How this skill works

The skill issues requests to OpenRouter endpoints using a provider/model identifier like provider/model-name and optional suffixes to adjust behavior (e.g., :online, :thinking). It supports chat completions, streaming SSE reads, tool calling (function definitions and tool_calls), structured JSON schema outputs, provider routing and fallback lists, and plugin-style web search.
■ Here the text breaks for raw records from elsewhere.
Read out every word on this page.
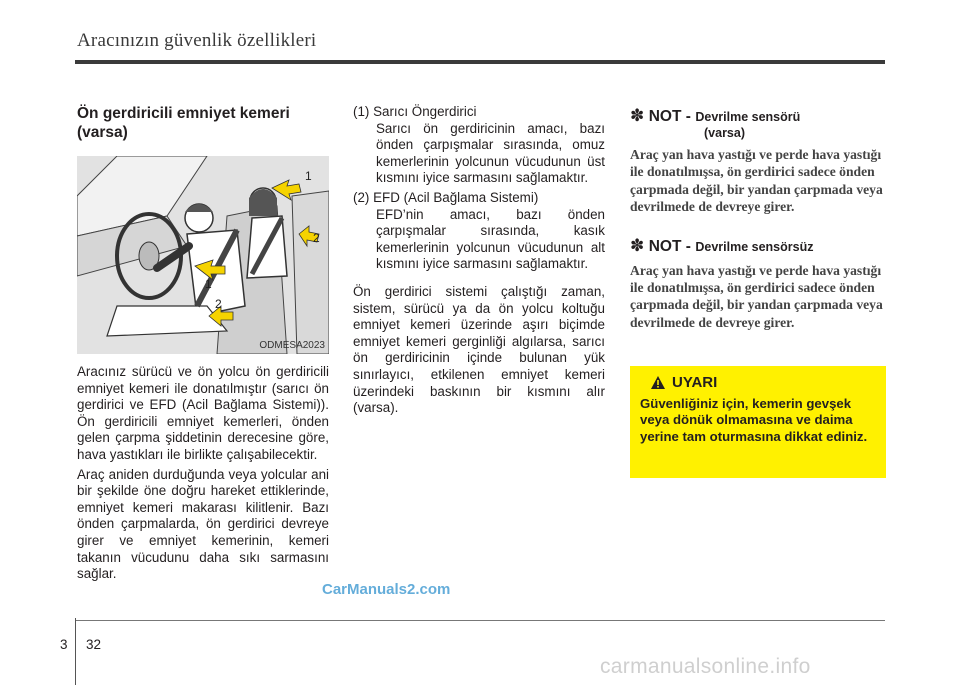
Aracınızın güvenlik özellikleri
Ön gerdiricili emniyet kemeri
(varsa)
1
2
1
2
ODMESA2023

Aracınız sürücü ve ön yolcu ön gerdiricili emniyet kemeri ile donatılmıştır (sarıcı ön gerdirici ve EFD (Acil Bağlama Sistemi)). Ön gerdiricili emniyet kemerleri, önden gelen çarpma şiddetinin derecesine göre, hava yastıkları ile birlikte çalışabilecektir.

Araç aniden durduğunda veya yolcular ani bir şekilde öne doğru hareket ettiklerinde, emniyet kemeri makarası kilitlenir. Bazı önden çarpmalarda, ön gerdirici devreye girer ve emniyet kemerinin, kemeri takanın vücudunu daha sıkı sarmasını sağlar.

(1) Sarıcı Öngerdirici

Sarıcı ön gerdiricinin amacı, bazı önden çarpışmalar sırasında, omuz kemerlerinin yolcunun vücudunun üst kısmını iyice sarmasını sağlamaktır.

(2) EFD (Acil Bağlama Sistemi)

EFD’nin amacı, bazı önden çarpışmalar sırasında, kasık kemerlerinin yolcunun vücudunun alt kısmını iyice sarmasını sağlamaktır.

Ön gerdirici sistemi çalıştığı zaman, sistem, sürücü ya da ön yolcu koltuğu emniyet kemeri üzerinde aşırı biçimde emniyet kemeri gerginliği algılarsa, sarıcı ön gerdiricinin içinde bulunan yük sınırlayıcı, etkilenen emniyet kemeri üzerindeki baskının bir kısmını alır (varsa).

✽ NOT - Devrilme sensörü
(varsa)

Araç yan hava yastığı ve perde hava yastığı ile donatılmışsa, ön gerdirici sadece önden çarpmada değil, bir yandan çarpmada veya devrilmede de devreye girer.

✽ NOT - Devrilme sensörsüz

Araç yan hava yastığı ve perde hava yastığı ile donatılmışsa, ön gerdirici sadece önden çarpmada değil, bir yandan çarpmada veya devrilmede de devreye girer.

UYARI

Güvenliğiniz için, kemerin gevşek veya dönük olmamasına ve daima yerine tam oturmasına dikkat ediniz.

CarManuals2.com
3 32
carmanualsonline.info
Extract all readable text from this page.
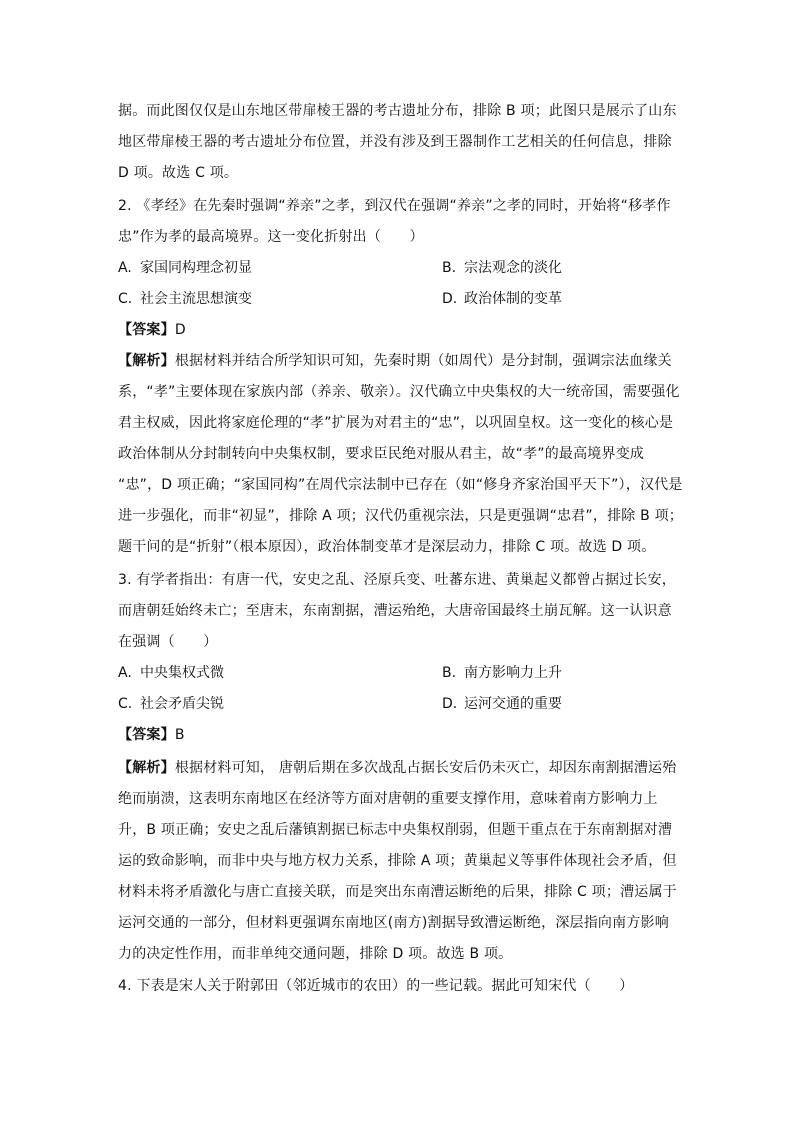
据。而此图仅仅是山东地区带扉棱王器的考古遗址分布，排除 B 项；此图只是展示了山东
地区带扉棱王器的考古遗址分布位置，并没有涉及到王器制作工艺相关的任何信息，排除
D 项。故选 C 项。
2. 《孝经》在先秦时强调“养亲”之孝，到汉代在强调“养亲”之孝的同时，开始将“移孝作
忠”作为孝的最高境界。这一变化折射出（　　）
A. 家国同构理念初显	B. 宗法观念的淡化
C. 社会主流思想演变	D. 政治体制的变革
【答案】D
【解析】根据材料并结合所学知识可知，先秦时期（如周代）是分封制，强调宗法血缘关
系，“孝”主要体现在家族内部（养亲、敬亲）。汉代确立中央集权的大一统帝国，需要强化
君主权威，因此将家庭伦理的“孝”扩展为对君主的“忠”，以巩固皇权。这一变化的核心是
政治体制从分封制转向中央集权制，要求臣民绝对服从君主，故“孝”的最高境界变成
“忠”，D 项正确；“家国同构”在周代宗法制中已存在（如“修身齐家治国平天下”），汉代是
进一步强化，而非“初显”，排除 A 项；汉代仍重视宗法，只是更强调“忠君”，排除 B 项；
题干问的是“折射”（根本原因），政治体制变革才是深层动力，排除 C 项。故选 D 项。
3. 有学者指出：有唐一代，安史之乱、泾原兵变、吐蕃东进、黄巢起义都曾占据过长安，
而唐朝廷始终未亡；至唐末，东南割据，漕运殆绝，大唐帝国最终土崩瓦解。这一认识意
在强调（　　）
A. 中央集权式微	B. 南方影响力上升
C. 社会矛盾尖锐	D. 运河交通的重要
【答案】B
【解析】根据材料可知， 唐朝后期在多次战乱占据长安后仍未灭亡，却因东南割据漕运殆
绝而崩溃，这表明东南地区在经济等方面对唐朝的重要支撑作用，意味着南方影响力上
升，B 项正确；安史之乱后藩镇割据已标志中央集权削弱，但题干重点在于东南割据对漕
运的致命影响，而非中央与地方权力关系，排除 A 项；黄巢起义等事件体现社会矛盾，但
材料未将矛盾激化与唐亡直接关联，而是突出东南漕运断绝的后果，排除 C 项；漕运属于
运河交通的一部分，但材料更强调东南地区(南方)割据导致漕运断绝，深层指向南方影响
力的决定性作用，而非单纯交通问题，排除 D 项。故选 B 项。
4. 下表是宋人关于附郭田（邻近城市的农田）的一些记载。据此可知宋代（　　）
Responses and errors follow a consistent OpenAI-compatible format so existing clients and SDKs work with minimal changes.

When to use it

Building apps that must access multiple LLM providers through one API
Needing provider routing, priority/fallback rules, or cost/latency sorting
Implementing streaming chat, tool/function calling, or structured outputs
Adding web search or online models without bespoke provider integrations
Enforcing privacy controls like zero data retention or disallowing collection

Best practices

Specify providers and allow_fallbacks to ensure high availability
Use model suffixes to tune behavior (e.g., :online for web, :thinking for reasoning)
Stream large responses via SSE and handle incremental delta messages
Define strict response_format json_schema for reliable downstream parsing
Monitor status codes (401, 402, 429, 502, 503) and implement retry/backoff

Example use cases

Multi-provider chatbot that falls back from premium to cheaper models on overload
Agent that calls local functions/tools and returns structured JSON results
Real-time streaming assistant that renders token deltas as they arrive
Search-enabled assistant using :online models or web plugin integration
Routing requests by price, latency, or zero-data-retention policy

FAQ

How do I pick a model?

Use the provider/model-name format and add suffixes to change behavior; test models for cost, latency, and quality and use provider.order or models fallback lists to control selection.

How should I handle streaming responses?

Request stream: true, read the response body reader, parse SSE-style chunks and extract delta content, and implement cancellation and backpressure handling.